Proliferation assays of allogeneic CD4⁺ T cells stimulated with CLIP down-modulated blasts of myeloid leukemic cell lines. The ability of CLIP⁺ (wild type) and CLIP⁻ (Ii-silenced) THP-1 blasts (panel A) and Kasumi-1 blasts (panel B) to induce allogeneic CD4⁺ T-cell proliferation was compared in different MLR. CD4⁺ T cells were obtained from three independent healthy donors. Stimulator-to-responder ratios of 1:5, 1:10, 1:20, 1:40 and 1:80 were used together with a negative control (only stimulator cells; ‘Neg’).

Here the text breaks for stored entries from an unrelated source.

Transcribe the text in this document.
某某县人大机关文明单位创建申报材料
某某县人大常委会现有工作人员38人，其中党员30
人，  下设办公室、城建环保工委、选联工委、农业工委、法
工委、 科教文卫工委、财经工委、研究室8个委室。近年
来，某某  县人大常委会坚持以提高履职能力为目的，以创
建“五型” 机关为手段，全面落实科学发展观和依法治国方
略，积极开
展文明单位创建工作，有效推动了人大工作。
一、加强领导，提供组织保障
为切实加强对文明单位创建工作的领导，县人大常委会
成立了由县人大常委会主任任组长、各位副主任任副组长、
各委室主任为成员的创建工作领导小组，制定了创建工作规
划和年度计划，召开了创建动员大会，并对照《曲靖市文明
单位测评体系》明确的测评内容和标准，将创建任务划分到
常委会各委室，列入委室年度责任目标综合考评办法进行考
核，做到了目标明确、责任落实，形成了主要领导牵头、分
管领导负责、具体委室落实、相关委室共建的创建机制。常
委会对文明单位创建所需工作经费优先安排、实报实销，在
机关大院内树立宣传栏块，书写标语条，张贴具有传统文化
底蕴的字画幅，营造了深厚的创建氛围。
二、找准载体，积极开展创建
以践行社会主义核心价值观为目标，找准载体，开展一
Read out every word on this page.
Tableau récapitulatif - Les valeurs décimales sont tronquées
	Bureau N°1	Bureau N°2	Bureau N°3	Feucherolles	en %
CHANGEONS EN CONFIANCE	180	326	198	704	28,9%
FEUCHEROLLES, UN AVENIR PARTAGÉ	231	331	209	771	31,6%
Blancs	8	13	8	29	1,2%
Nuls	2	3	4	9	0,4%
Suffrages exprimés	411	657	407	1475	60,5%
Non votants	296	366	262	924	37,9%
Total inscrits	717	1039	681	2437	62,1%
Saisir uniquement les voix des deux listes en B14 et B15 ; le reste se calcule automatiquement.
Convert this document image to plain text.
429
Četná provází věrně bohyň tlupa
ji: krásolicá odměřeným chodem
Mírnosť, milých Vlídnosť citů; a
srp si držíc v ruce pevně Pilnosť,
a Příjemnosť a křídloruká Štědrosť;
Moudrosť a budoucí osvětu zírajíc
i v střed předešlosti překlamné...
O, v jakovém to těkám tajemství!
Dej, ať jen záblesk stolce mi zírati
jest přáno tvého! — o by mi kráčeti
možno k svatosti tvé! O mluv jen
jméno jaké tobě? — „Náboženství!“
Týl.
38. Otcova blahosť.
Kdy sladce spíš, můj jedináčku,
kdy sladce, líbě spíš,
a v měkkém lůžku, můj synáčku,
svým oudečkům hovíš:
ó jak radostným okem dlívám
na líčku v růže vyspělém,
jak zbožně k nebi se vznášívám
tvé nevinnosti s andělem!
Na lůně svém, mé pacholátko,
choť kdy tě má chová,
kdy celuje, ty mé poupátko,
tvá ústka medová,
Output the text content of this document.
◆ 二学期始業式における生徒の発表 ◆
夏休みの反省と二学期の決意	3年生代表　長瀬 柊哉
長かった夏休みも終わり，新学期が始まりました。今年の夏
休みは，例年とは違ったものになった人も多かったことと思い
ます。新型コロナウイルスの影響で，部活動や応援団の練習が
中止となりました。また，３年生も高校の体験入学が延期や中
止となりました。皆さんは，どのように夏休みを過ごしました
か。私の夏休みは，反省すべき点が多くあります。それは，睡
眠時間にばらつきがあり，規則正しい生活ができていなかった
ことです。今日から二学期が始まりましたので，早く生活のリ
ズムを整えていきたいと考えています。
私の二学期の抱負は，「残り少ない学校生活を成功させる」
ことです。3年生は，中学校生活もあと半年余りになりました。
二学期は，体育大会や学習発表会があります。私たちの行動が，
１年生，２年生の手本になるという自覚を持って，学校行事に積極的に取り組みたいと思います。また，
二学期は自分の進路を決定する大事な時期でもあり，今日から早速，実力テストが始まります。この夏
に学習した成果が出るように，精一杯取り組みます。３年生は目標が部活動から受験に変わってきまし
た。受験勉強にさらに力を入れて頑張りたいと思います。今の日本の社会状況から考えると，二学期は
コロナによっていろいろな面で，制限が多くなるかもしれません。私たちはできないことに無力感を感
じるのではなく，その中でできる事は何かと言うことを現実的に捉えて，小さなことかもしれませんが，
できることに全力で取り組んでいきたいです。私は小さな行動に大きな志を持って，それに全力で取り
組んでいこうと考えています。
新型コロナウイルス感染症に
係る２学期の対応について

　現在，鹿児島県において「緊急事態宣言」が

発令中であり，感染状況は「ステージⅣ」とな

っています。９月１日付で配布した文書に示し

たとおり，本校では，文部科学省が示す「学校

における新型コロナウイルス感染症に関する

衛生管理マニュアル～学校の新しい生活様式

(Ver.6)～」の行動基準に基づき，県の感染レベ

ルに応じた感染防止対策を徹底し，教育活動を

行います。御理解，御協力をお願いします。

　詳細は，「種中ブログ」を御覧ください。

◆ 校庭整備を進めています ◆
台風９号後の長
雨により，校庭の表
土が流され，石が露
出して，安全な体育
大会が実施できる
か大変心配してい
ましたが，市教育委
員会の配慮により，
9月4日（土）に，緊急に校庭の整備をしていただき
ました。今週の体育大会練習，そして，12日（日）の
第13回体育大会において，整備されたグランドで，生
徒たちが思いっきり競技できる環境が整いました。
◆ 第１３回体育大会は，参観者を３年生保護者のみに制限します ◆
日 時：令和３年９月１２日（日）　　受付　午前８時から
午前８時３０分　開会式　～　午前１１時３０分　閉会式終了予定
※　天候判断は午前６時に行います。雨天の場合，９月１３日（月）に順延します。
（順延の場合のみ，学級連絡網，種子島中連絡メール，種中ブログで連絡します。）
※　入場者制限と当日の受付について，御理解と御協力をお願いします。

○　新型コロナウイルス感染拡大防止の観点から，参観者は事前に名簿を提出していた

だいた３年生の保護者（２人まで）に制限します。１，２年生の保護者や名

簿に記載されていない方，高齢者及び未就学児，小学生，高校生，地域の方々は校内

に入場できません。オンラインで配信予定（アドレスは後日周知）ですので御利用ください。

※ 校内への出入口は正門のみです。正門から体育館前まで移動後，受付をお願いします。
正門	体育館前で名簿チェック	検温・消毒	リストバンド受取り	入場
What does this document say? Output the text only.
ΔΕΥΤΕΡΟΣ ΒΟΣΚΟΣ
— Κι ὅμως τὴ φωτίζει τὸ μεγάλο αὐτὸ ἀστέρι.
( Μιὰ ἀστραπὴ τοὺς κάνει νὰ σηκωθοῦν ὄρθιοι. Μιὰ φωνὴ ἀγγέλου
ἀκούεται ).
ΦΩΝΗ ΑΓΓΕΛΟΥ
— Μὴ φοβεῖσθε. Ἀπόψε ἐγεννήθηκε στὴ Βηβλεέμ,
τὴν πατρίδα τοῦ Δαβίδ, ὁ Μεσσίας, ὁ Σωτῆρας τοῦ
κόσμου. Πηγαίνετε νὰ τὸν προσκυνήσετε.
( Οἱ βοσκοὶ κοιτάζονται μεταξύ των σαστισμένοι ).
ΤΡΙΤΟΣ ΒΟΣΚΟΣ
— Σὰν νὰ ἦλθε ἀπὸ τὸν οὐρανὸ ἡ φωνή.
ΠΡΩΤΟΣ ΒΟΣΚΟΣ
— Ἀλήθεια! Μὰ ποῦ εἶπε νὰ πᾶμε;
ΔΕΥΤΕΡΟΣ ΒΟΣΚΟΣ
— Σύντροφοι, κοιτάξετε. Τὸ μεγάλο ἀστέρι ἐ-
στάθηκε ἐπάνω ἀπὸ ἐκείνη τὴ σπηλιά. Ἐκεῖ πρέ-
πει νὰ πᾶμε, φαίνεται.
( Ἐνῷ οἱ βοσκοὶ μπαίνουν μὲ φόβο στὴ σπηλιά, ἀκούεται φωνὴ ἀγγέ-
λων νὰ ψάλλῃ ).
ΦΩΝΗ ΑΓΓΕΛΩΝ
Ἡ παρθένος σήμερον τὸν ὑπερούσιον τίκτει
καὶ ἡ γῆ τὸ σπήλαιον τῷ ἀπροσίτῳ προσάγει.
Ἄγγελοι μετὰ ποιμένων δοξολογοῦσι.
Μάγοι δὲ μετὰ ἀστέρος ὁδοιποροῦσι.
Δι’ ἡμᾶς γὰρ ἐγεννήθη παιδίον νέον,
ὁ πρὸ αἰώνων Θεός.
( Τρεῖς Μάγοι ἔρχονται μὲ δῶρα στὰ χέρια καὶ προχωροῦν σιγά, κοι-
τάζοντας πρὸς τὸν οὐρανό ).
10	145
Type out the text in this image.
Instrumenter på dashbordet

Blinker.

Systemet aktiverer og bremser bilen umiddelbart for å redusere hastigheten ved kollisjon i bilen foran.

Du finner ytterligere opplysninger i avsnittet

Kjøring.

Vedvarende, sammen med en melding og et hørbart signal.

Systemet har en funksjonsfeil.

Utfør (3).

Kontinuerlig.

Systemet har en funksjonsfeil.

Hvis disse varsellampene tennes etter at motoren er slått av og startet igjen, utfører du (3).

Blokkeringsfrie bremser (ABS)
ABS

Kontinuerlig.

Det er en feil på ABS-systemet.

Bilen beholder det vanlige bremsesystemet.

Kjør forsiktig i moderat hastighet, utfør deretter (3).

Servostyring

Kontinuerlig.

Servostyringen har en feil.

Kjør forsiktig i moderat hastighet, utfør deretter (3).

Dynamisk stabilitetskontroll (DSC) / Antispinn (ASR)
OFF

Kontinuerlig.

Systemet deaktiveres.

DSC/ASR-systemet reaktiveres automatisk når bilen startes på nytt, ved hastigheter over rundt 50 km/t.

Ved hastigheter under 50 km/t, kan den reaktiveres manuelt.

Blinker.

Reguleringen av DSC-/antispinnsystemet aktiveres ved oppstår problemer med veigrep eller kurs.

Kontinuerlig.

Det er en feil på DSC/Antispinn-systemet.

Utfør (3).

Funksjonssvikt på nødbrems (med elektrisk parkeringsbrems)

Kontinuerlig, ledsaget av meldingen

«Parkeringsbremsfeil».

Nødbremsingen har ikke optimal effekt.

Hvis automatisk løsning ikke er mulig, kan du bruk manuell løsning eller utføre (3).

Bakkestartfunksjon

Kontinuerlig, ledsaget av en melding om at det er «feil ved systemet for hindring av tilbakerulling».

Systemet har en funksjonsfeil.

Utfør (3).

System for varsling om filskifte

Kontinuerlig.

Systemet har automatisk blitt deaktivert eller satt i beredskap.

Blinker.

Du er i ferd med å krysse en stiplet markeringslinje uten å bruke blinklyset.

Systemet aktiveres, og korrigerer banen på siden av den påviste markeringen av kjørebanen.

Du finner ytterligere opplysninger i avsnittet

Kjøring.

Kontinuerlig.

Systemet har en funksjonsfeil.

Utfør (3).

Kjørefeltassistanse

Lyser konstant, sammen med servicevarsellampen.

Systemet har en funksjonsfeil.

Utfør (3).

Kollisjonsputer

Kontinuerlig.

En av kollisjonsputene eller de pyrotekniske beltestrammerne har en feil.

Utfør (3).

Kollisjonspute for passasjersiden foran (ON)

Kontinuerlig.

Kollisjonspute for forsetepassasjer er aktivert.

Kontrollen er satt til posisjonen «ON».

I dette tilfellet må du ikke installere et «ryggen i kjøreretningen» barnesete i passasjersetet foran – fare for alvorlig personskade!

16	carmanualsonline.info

MLR were carried out in triplicate at each stimulator-to-responder ratio. MLR with CD4⁺ T cells from donor 1 were performed twice (donor 1.1 and 1.2) for both cell lines to confirm reproducibility. In each graph, the days after Ii-siRNA transduction is noted at which Ii-silenced blasts were tested in the MLR. Results show the means (± SEM) of [³H]-thymidine incorporation in counts per minute (cpm), as an indicator of CD4⁺ T-cell proliferation.